In my country dividend tax has a lower rate. You have this insanity where a person making money out of their hard work pays more tax than a person living off dividends and doing nothing.


>In my country dividend tax has a lower rate. You have this insanity where a person making money out of their hard work pays more tax than a person living off dividends and doing nothing.

You have to put this into perspective, there are ways to obtain profits from capital gains without doing any work whatsoever, without employing employees at all. Dividends are quite harmless, because those people living off of dividends give people jobs who are then doing productive work. Compare that to getting rich off a stock market bubble, where literally nothing productive was done and no jobs were created.


But does your tax system allow for company tax payments to be offset against the tax liabilities of those receiving dividends? Here in Australia/NZ companies can provide shareholders with franking/imputation credits.


No, here dividends cannot be offset, but there used to be tax credits to improve the effective double taxation. However, I don't think this is a problem as the right way of getting money out of company should be a salary, not dividend.


The money used to purchase shares has already been taxed as income. A person receiving dividends is enjoying the benefit of their own hard work in the past.


In a corporation who is this "they", employees? (paying taxes), c-suite? (paying taxes), stockholders (paying taxes)

The problem, there is no "they".


That's the whole problem, the finger pointing ends in everyone pointing at eachother equally. It's why corporations can do atrocious deeds to human life or the environment and people end up with bonuses instead of handcuffs.

But imagine you are some unethical person looking to ensure as little of of your hard earned cash goes to things like a subsidized meal to a hungry person as possible. Your company is raking in millions and you want that money, but you know Uncle Sam is going to take his cut. Maybe you set your personal salary at minimum wage, and have the corporation own your nice house and nice car instead, and use the corporate card for your airfare and dining. IIRC, setting up a corporate trust similar to this was how Jeffrey Epstein was able to get Les Wexner's multimillion dollar Manhattan townhouse for nothing at all on paper. The Trump foundation also got into similar trouble for misuse of funds a few years ago. No doubt a lot of people in this world are abusing the tax advantages offered for corporations towards personal gain, and no doubt they lobby lawmakers to keep things this way.

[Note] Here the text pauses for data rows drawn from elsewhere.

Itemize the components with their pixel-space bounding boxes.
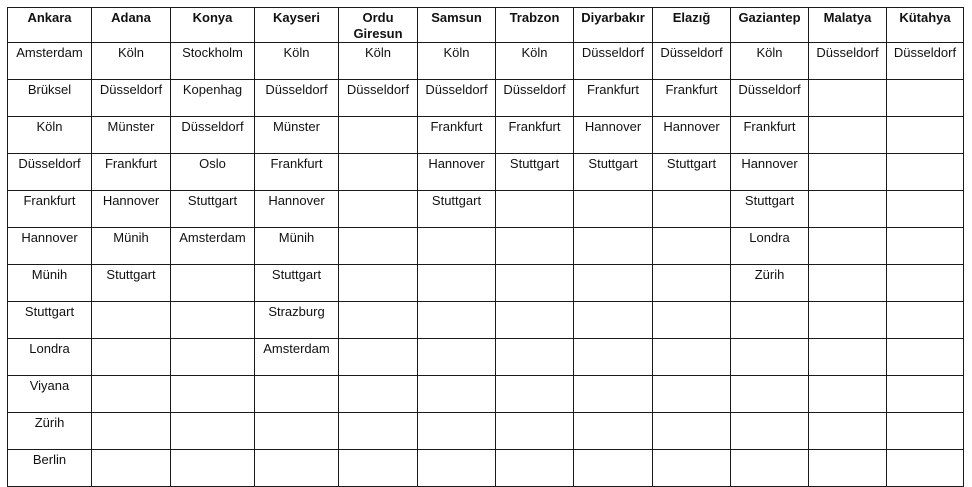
table-cell: Münster (255, 117, 339, 154)
table-cell (171, 413, 255, 450)
table-cell: Hannover (418, 154, 496, 191)
table-cell: Münster (92, 117, 171, 154)
table-cell: Stuttgart (653, 154, 731, 191)
table-cell: Hannover (255, 191, 339, 228)
table-cell (496, 265, 574, 302)
table-cell (887, 265, 964, 302)
table-header (8, 8, 964, 43)
table-cell (809, 191, 887, 228)
table-cell (653, 339, 731, 376)
table-cell (574, 265, 653, 302)
table-cell (255, 376, 339, 413)
table-cell (339, 228, 418, 265)
table-cell: Köln (92, 43, 171, 80)
table-cell: Stuttgart (171, 191, 255, 228)
table-cell: Zürih (8, 413, 92, 450)
table-cell (496, 191, 574, 228)
table-cell (731, 376, 809, 413)
table-cell: Stuttgart (496, 154, 574, 191)
table-cell (171, 339, 255, 376)
table-cell (653, 302, 731, 339)
table-cell (171, 376, 255, 413)
table-row (8, 339, 964, 376)
table-body (8, 43, 964, 487)
table-cell: Hannover (653, 117, 731, 154)
table-cell (574, 191, 653, 228)
table-cell (653, 228, 731, 265)
table-cell: Berlin (8, 450, 92, 487)
table-cell (574, 228, 653, 265)
table-cell (339, 117, 418, 154)
table-cell (887, 450, 964, 487)
table-cell (171, 450, 255, 487)
table-cell: Stuttgart (8, 302, 92, 339)
column-header: Kayseri (255, 8, 339, 43)
table-cell: Düsseldorf (496, 80, 574, 117)
table-cell: Köln (255, 43, 339, 80)
table-cell: Oslo (171, 154, 255, 191)
table-cell (809, 413, 887, 450)
table-cell: Hannover (8, 228, 92, 265)
table-cell: Amsterdam (171, 228, 255, 265)
table-cell (887, 191, 964, 228)
table-cell: Münih (8, 265, 92, 302)
table-cell (496, 228, 574, 265)
table-cell: Düsseldorf (418, 80, 496, 117)
table-cell: Düsseldorf (731, 80, 809, 117)
table-cell: Köln (731, 43, 809, 80)
table-cell (92, 302, 171, 339)
table-cell: Düsseldorf (653, 43, 731, 80)
table-cell: Düsseldorf (339, 80, 418, 117)
column-header: Samsun (418, 8, 496, 43)
city-destination-table (7, 7, 964, 487)
table-row (8, 376, 964, 413)
table-cell (339, 413, 418, 450)
table-cell (809, 339, 887, 376)
table-cell: Stockholm (171, 43, 255, 80)
table-cell (339, 339, 418, 376)
column-header: Diyarbakır (574, 8, 653, 43)
table-cell: Stuttgart (255, 265, 339, 302)
table-cell: Frankfurt (653, 80, 731, 117)
table-cell (887, 228, 964, 265)
table-cell (653, 376, 731, 413)
table-cell (339, 376, 418, 413)
table-cell (171, 302, 255, 339)
column-header: Elazığ (653, 8, 731, 43)
table-cell (887, 413, 964, 450)
table-cell (887, 154, 964, 191)
table-cell: Münih (92, 228, 171, 265)
table-cell (653, 413, 731, 450)
table-cell (731, 450, 809, 487)
column-header: Kütahya (887, 8, 964, 43)
table-cell (255, 413, 339, 450)
table-row (8, 117, 964, 154)
table-cell (255, 450, 339, 487)
table-cell (418, 376, 496, 413)
table-cell: Düsseldorf (92, 80, 171, 117)
table-row (8, 80, 964, 117)
table-cell (92, 413, 171, 450)
table-cell (496, 302, 574, 339)
table-cell: Münih (255, 228, 339, 265)
table-cell: Hannover (574, 117, 653, 154)
table-cell (418, 339, 496, 376)
table-cell: Londra (8, 339, 92, 376)
table-cell (887, 302, 964, 339)
table-cell (574, 413, 653, 450)
table-cell (653, 450, 731, 487)
table-cell (809, 450, 887, 487)
table-cell (809, 302, 887, 339)
table-row (8, 450, 964, 487)
table-cell: Stuttgart (574, 154, 653, 191)
table-row (8, 154, 964, 191)
table-cell: Düsseldorf (574, 43, 653, 80)
table-cell (887, 80, 964, 117)
table-cell (496, 376, 574, 413)
table-cell: Frankfurt (92, 154, 171, 191)
table-cell: Hannover (731, 154, 809, 191)
table-cell: Düsseldorf (8, 154, 92, 191)
table-cell: Frankfurt (418, 117, 496, 154)
table-cell (574, 376, 653, 413)
table-cell: Stuttgart (92, 265, 171, 302)
column-header: Konya (171, 8, 255, 43)
table-cell (496, 413, 574, 450)
table-cell: Düsseldorf (887, 43, 964, 80)
table-cell (809, 228, 887, 265)
table-cell (496, 450, 574, 487)
table-cell: Düsseldorf (171, 117, 255, 154)
table-cell: Brüksel (8, 80, 92, 117)
column-header: Gaziantep (731, 8, 809, 43)
table-cell: Frankfurt (731, 117, 809, 154)
table-cell (887, 339, 964, 376)
table-cell (418, 450, 496, 487)
column-header: Trabzon (496, 8, 574, 43)
table-cell (809, 80, 887, 117)
table-cell (887, 376, 964, 413)
table-cell: Stuttgart (418, 191, 496, 228)
table-cell (731, 302, 809, 339)
table-cell (653, 265, 731, 302)
header-row (8, 8, 964, 43)
table-cell: Düsseldorf (809, 43, 887, 80)
table-cell (92, 339, 171, 376)
table-row (8, 43, 964, 80)
table-cell (339, 265, 418, 302)
table-cell (887, 117, 964, 154)
table-cell (809, 154, 887, 191)
table-cell (418, 228, 496, 265)
table-row (8, 191, 964, 228)
table-cell: Frankfurt (255, 154, 339, 191)
table-cell: Hannover (92, 191, 171, 228)
table-row (8, 413, 964, 450)
column-header: Adana (92, 8, 171, 43)
table-cell: Amsterdam (255, 339, 339, 376)
table-cell (171, 265, 255, 302)
column-header: Ordu Giresun (339, 8, 418, 43)
table-cell (809, 117, 887, 154)
table-cell (731, 413, 809, 450)
table-cell: Köln (418, 43, 496, 80)
table-cell: Zürih (731, 265, 809, 302)
table-cell (339, 450, 418, 487)
table-cell (496, 339, 574, 376)
table-cell: Düsseldorf (255, 80, 339, 117)
table-cell: Stuttgart (731, 191, 809, 228)
table-cell (418, 302, 496, 339)
table-cell: Frankfurt (574, 80, 653, 117)
table-cell (574, 302, 653, 339)
column-header: Ankara (8, 8, 92, 43)
table-cell (418, 413, 496, 450)
table-row (8, 302, 964, 339)
table-cell: Strazburg (255, 302, 339, 339)
table-cell (339, 191, 418, 228)
table-cell (339, 302, 418, 339)
table-cell: Kopenhag (171, 80, 255, 117)
table-cell (92, 376, 171, 413)
table-cell: Amsterdam (8, 43, 92, 80)
table-cell (809, 265, 887, 302)
table-cell: Londra (731, 228, 809, 265)
table-cell: Köln (496, 43, 574, 80)
table-row (8, 228, 964, 265)
table-row (8, 265, 964, 302)
column-header: Malatya (809, 8, 887, 43)
table-cell (574, 339, 653, 376)
table-cell (92, 450, 171, 487)
table-cell: Frankfurt (496, 117, 574, 154)
table-cell: Köln (8, 117, 92, 154)
table-cell (339, 154, 418, 191)
table-cell: Viyana (8, 376, 92, 413)
table-cell: Frankfurt (8, 191, 92, 228)
table-cell (418, 265, 496, 302)
table-cell: Köln (339, 43, 418, 80)
table-cell (809, 376, 887, 413)
table-cell (574, 450, 653, 487)
table-cell (653, 191, 731, 228)
table-cell (731, 339, 809, 376)
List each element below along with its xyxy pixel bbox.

> You have this insanity where a person making money out of their hard work pays more tax than a person living off dividends and doing nothing.

It's not insanity. They worked and paid taxes on the money they used to buy those dividend bearing stocks, why punish them?


Isn't that a consequence of "buying" liability protection by becoming a C-Corp? There are other forms of incorporation that allow for pass-through taxation. There is a reason those are only used in specific situations.

If we are going to treat corporations as a fictional person, we should only be looking at the direct corporate tax rate.


You’re right, capital gains should be taxed at the normal tax rate too.